If your application is required to store and manage a mix of long† tracts of text encoded with diverse phonetic alphabets, then you need to keep track of which codec was used to encode which string and switch codecs accordingly. There is no automatic way to do this. If this leads to overly complicated code then it may be preferable to use STRING_32 instead.

† long means more than 26 distinct characters.

Document Length Strings

It is better to avoid using AL strings for document length strings as it is easy to imagine a scenario where a user might input a number of quotes using different foreign alphabets. This carries the danger that the per string limitation of 26 distinct unicode characters is exceeded and you will end up with encodable characters in the string.

It is recommended instead to model documents as a list of AL string paragraphs and headings. It is assumed that quotations in more than one foreign alphabet occurring in the same paragraph is a very low probability event.

Double Byte Character Sets

Basing your application on AL strings does not necessarily preclude your application from being able to handle Asian character sets requiring at least 2 bytes per character. An alternative implementation of EL_ASTRING based on STRING_32 can be substituted in a recompile to turn your application into a full unicode applcation. The main proviso is that all your AL strings are initialized from Unicode, and routines expecting unicode arguments are satisfied by calling 'to_unicode' on AL strings.

Latin-1 as a Special Case

Using AL strings with the Latin-1 codec is a special case were the AL string is effectively the same as a unicode string and can be passed to unicode routines expecting a READABLE_STRING_GENERAL. This is because Latin-1 is a subset of the Unicode character set.

Downloads

Here you can find the full source code for EL_ASTRING and supporting classes, as well as the bench mark code, a test suite class, and the benchmark spreadsheet. EL_ASTRING-benchmarks-and-source-code.zip

Comments
  • Jocelyn-Fiat (10 years ago 20/8/2013)

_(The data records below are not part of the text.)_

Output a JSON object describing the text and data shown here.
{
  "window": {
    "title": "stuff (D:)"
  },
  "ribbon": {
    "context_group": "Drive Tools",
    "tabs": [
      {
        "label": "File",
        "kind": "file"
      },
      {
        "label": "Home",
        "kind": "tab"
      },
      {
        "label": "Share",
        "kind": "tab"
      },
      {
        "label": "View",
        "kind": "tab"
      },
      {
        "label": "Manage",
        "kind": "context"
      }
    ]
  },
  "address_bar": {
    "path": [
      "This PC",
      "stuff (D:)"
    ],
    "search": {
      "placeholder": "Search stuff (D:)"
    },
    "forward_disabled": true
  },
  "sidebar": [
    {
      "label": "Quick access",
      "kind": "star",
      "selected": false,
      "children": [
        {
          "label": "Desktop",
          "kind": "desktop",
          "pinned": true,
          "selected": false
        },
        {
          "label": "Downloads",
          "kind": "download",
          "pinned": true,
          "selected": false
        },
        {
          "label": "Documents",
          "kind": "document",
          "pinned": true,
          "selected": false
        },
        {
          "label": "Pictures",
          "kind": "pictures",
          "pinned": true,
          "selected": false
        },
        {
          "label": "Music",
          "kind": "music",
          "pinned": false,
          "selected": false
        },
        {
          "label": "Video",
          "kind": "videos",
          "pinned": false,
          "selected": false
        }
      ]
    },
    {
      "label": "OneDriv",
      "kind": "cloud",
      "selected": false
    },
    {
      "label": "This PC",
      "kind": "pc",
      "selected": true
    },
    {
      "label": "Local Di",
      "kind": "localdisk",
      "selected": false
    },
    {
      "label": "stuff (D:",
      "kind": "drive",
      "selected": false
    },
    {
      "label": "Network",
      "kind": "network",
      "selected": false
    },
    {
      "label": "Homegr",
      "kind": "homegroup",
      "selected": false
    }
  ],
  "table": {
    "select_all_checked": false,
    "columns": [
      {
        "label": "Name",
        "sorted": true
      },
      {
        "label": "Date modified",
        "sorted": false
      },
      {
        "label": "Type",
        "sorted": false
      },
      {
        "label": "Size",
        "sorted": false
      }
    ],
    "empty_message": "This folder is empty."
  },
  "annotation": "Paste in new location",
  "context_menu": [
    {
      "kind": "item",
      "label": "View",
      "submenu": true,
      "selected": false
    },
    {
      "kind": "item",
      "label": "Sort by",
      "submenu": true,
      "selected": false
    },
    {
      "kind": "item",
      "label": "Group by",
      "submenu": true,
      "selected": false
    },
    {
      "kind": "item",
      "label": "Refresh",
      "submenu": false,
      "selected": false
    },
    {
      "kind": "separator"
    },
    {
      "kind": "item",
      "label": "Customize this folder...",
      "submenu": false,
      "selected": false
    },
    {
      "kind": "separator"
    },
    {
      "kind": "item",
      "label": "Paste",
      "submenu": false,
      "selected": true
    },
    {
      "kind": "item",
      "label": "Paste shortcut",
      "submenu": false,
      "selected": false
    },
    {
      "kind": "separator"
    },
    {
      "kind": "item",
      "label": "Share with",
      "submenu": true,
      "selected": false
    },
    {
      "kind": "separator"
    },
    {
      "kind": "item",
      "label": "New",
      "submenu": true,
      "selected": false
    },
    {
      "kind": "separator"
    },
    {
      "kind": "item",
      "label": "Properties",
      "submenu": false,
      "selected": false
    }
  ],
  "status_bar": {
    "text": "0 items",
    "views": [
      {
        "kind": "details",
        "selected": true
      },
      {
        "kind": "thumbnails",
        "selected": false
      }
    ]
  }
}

    If I understood well the main constraint

    > If you try to append too many characters foreign to the character set, you will use up the 26 available place holders. This is the biggest limitation of AL strings

    It seems this is not suitable for unicode text (i.e big text using more than 27 non ascii characters). What is a typical use case for AL strings? Small text like interface names?

    As noted in your article, if one need full unicode support, you just need to recompile using implementation based on STRING_32, but then you loose all the potential benefit from AL strings. I guess it would be better to choose at compilation time the "default" implementation, but still be able to use the 2 implementations in a same application. This way, when you create an AL string, if you know it will use more than 26 unicode char, you would instantiate an AL string using the "String 32" implementation.

    This sounds an interesting approach for small text (words, ..), but for specific usage, I am not sure I would want to use this by default. I may have missed some details, so don't hesitate to correct my words.

    • Finnian Reilly (10 years ago 27/8/2013)

      Big text

      > It seems this is not suitable for unicode text (i.e big text using more than 27 non ascii characters).

      I should point out the the Western ISO character sets have considerably more characters than the ascii set (unless you really meant latin-1)

    • Finnian Reilly (10 years ago 27/8/2013)

      AL string suitability

      Hi Joceyln in response to your comments I have added a new section to my article "A Brief Guide to Using EL_STRING". I have also supplemented the section "Over Extending".

      In brief I would use STRING_32 for document length strings and AL strings for paragraph length. There is no reason why you can't use both in the same app. The alternate implementation of EL_ASTRING is to enable Asian (non phonetic) double byte characters that are not translatable to any single byte scheme. With double byte (and more) characters, STRING_32 instances no longer seem so inefficient in terms of memory use. The slightly longer processing times can't be helped.